Our immune response to influenza involves production of antibodies, large proteins that specifically bind to the virus and help clear it out or neutralize it. It seems like the key to influenza immunity is neutralizing antibodies, antibodies that bind to the virion and prevent it from attaching to the host cell. You can imagine this large protein just being physically in the way, preventing the virus from binding the host receptor. The immune response that develops from natural exposure or vaccination generates neutralizing antibodies to HA, a viral envelope protein that is necessary for attachment to the host. I’ve mentioned HA in a previous post about influenza. The problem is that last season’s neutralizing antibodies dont bind to this season’s virus. Although it may be nearly identical to the virus from a past season, the new strain’s HA is slightly different, and those differences are enough to evade existing neutralizing antibodies.
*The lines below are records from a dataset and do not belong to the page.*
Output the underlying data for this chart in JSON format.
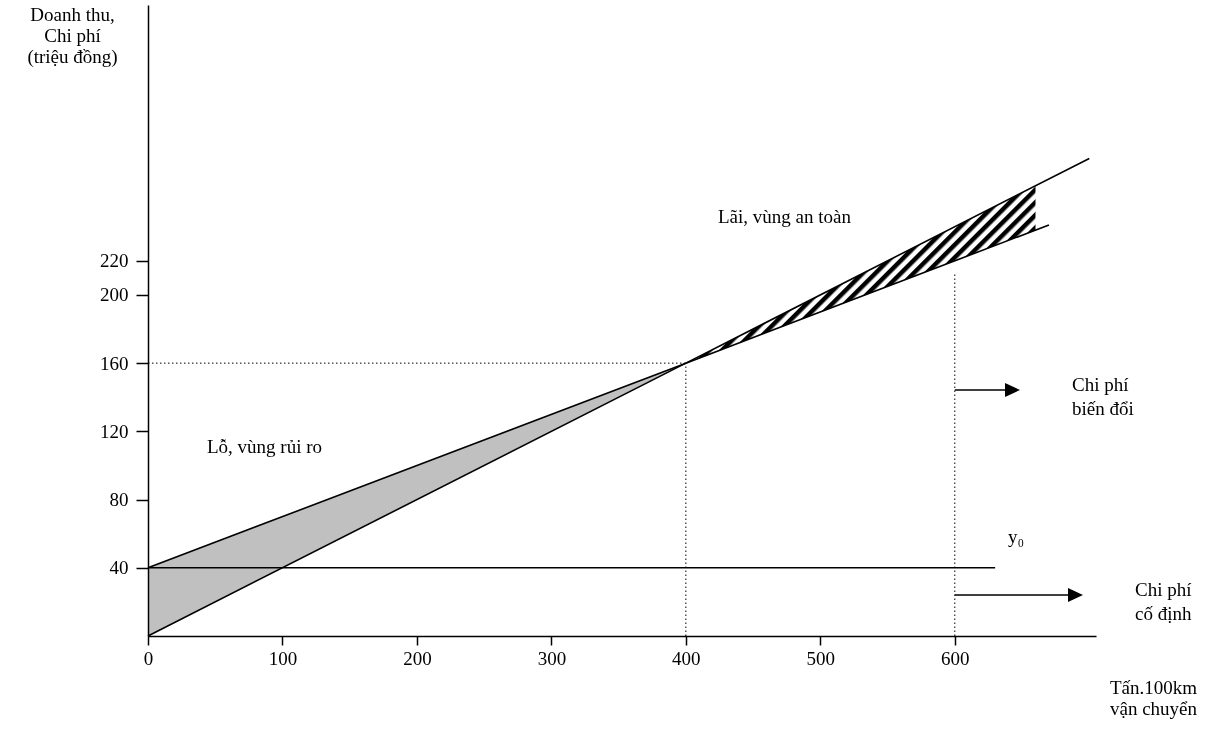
{
  "chart_data": {
    "type": "line",
    "xlabel": "Tấn.100km\nvận chuyển",
    "ylabel": "Doanh thu,\nChi phí\n(triệu đồng)",
    "xlim": [
      0,
      705
    ],
    "ylim": [
      0,
      370
    ],
    "xticks": [
      0,
      100,
      200,
      300,
      400,
      500,
      600
    ],
    "yticks": [
      40,
      80,
      120,
      160,
      200,
      220
    ],
    "grid": false,
    "series": [
      {
        "color": "#000000",
        "x": [
          0,
          400,
          700
        ],
        "values": [
          0,
          160,
          280
        ]
      },
      {
        "color": "#000000",
        "x": [
          0,
          400,
          670
        ],
        "values": [
          40,
          160,
          241
        ]
      },
      {
        "color": "#000000",
        "x": [
          0,
          630
        ],
        "values": [
          40,
          40
        ]
      },
      {
        "color": "#000000",
        "line_style": "dotted",
        "x": [
          0,
          400
        ],
        "values": [
          160,
          160
        ]
      },
      {
        "color": "#000000",
        "line_style": "dotted",
        "x": [
          400,
          400
        ],
        "values": [
          0,
          160
        ]
      },
      {
        "color": "#000000",
        "line_style": "dotted",
        "x": [
          600,
          600
        ],
        "values": [
          0,
          213
        ]
      }
    ],
    "annotations": [
      "Lãi, vùng an toàn",
      "Lỗ, vùng rủi ro",
      "y₀",
      "Chi phí\nbiến đổi",
      "Chi phí\ncố định"
    ]
  }
}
Now a new approach to vaccination has shown that it may be possible to develop a vaccine that illicits broadly neutralizing antibodies, that is, antibodies that will protect against influenza strains with slightly different HAs. They used a prime/boost approach, in which a DNA vaccine was used to induce an initial response against HA, and then boosted with a regular seasonal flu vaccine. The only difference between this and what is currently done is the addition of the DNA vaccine. However the response seems quite different. Neutralizing antibodies were generated that can neutralize a variety of different influenza viruses. It seems the vaccine induced antibodies to a different part of HA. Antibodies are so specific, the dont recognize the whole HA, but rather discrete parts of it. The part recognized by these antibodies, called the stem, is highly conserved, meaning it doesnt change season to season.
This raises many interesting questions and possibilities. Could we soon have a universal vaccine that will protect us for life or at least for many years? Why did the change in vaccine regimen induce antibodies to a different part of HA? Why does the current vaccine or natural exposure fail to develop antibidies to the conserved portion of HA? Will the conserved portion of HA eventually change too, if sufficient selective pressure is applied through mass vaccination?